The analyses included age, sex, mutation status, stage, treatment (pembrolizumab, nivolumab or nivolumab+ipilimumab), specimen category (lymph node, metastasis, or cutaneous specimen), and prior immune checkpoint blockade as covariates. HR=Hazard ration; 95% CI=95% Confidence interval.

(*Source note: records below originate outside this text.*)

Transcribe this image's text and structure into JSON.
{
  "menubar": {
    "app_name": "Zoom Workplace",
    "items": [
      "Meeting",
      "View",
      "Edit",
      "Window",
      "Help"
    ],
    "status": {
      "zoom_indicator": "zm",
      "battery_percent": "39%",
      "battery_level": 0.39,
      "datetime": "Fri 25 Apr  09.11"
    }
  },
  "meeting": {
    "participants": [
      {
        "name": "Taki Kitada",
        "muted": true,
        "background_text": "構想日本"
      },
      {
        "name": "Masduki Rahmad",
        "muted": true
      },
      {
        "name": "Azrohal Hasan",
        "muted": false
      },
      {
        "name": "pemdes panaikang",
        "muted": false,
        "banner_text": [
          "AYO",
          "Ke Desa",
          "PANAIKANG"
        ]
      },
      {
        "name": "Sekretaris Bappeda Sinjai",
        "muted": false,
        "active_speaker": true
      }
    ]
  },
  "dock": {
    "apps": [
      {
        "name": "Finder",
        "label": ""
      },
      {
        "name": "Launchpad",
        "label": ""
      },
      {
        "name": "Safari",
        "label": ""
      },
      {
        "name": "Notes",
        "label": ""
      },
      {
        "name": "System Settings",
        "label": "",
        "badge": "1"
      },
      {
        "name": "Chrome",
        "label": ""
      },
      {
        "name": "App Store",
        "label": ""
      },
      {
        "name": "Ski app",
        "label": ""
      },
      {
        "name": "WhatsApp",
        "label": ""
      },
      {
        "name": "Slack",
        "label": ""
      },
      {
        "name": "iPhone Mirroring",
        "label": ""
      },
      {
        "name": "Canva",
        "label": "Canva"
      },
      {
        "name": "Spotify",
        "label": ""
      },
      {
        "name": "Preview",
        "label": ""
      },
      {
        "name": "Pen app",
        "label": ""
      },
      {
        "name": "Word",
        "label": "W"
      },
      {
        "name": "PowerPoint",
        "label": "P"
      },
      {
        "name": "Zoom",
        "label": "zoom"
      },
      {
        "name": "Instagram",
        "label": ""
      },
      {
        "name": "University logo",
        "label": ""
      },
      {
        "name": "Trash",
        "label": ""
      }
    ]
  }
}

| Indicative markers for OS – Multivariable Analysis (cutpoint = median) | |||||||||||
|---|---|---|---|---|---|---|---|---|---|---|---|
| Tumor | Stroma | CD68 compartment | CD3 compartment | ||||||||
| Variable (H/L) | HR (95% CI) | P value | Variable (H/L) | HR (95% CI) | P value | Variable (H/L) | HR (95% CI) | P value | Variable (H/L) | HR (95% CI) | P value |
| MHC-I | 0.28 (0.08–0.87) | 0.027 | PD-L2 | 0.28 (0.08–0.80) | 0.017 | MHC-I | 0.29 (0.09–0.87) | 0.028 | B2M | 0.33 (0.11–0.97) | 0.044 |
| B2M | 0.31 (0.09–0.93) | 0.036 | B2M | 0.28 (0.08–0.99) | 0.048 | CSF1R | 4.01 (1.14–16.79) | 0.029 | |||
| CD8 | 0.08 (0.02–0.27) | <0.0001 | CD8 | 0.32 (0.10–0.87) | 0.025 | ||||||
| CSF1R | 0.31 (0.11–0.80) | 0.015 | |||||||||
| LAG3 | 0.33 (0.10–0.93) | 0.035 | |||||||||
| MHC-II | 0.29 (0.09–0.88) | 0.028 | |||||||||
Validation of immunotherapy biomarkers identified with IMC
Based on the results obtained with IMC technology, the next step was to confirm the observations related to MHC-I, B2M and CSF1R by standard multiplexed immunofluorescence methods on the discovery cohort (Fig. S2). In the absence of other cohorts for protein validation, we further validated these observations by an orthogonal method using RNA-seq data from a study published by Schadendorf lab with an independent melanoma cohort treated with ICI (14). Since MHC-I and B2M are part of the same receptor (29), the expression of the two markers should be correlated, as shown in Fig. S3 at protein level by IMC (r = 0.93, P < 0.0001) and QIF (r = 0.74, P < 0.0001) in the discovery cohort, and at mRNA level in the validation cohort (r = 0.72–0.79; P < 0.0001). High levels of B2M protein were associated with better response to immunotherapy for OS in the discovery cohort, represented either as B2M expression in tumor mask (Fig. 4A) by a pixel-colocalization method (AQUA platform), or as percentage of B2M+ tumor cells (Fig. 4B) by cell segmentation analysis (inForm) (Table S5). We observed the same results at the mRNA level in an independent cohort, (Fig. 4C, Table S5). Furthermore, this relationship was confirmed by unadjusted univariable analyses for both protein, including AQUA and inForm analyses, and mRNA expression (Table S5). Multivariable analyses further demonstrated the significance of B2M expression at protein level by QIF assessment using AQUA platform in the discovery cohort [HR(95%CI): 0.20 (0.05–0.74), P = 0.015] but not for cell segmentation evaluation with inForm (Table S5), nearly reaching statistical significance in the validation cohort for mRNA expression [HR(95%CI): 0.60 (0.35–1.02), P = 0.058] (Table S5). Moreover, when we assessed outcome in a historic control of untreated melanoma patients, B2M protein levels were not associated with survival (P = 0.26–0.84) (Table S5). Both univariable and multivariable Cox regressions confirmed the lack of prognostic value of B2M when measured either in tumor or stroma (Table S5).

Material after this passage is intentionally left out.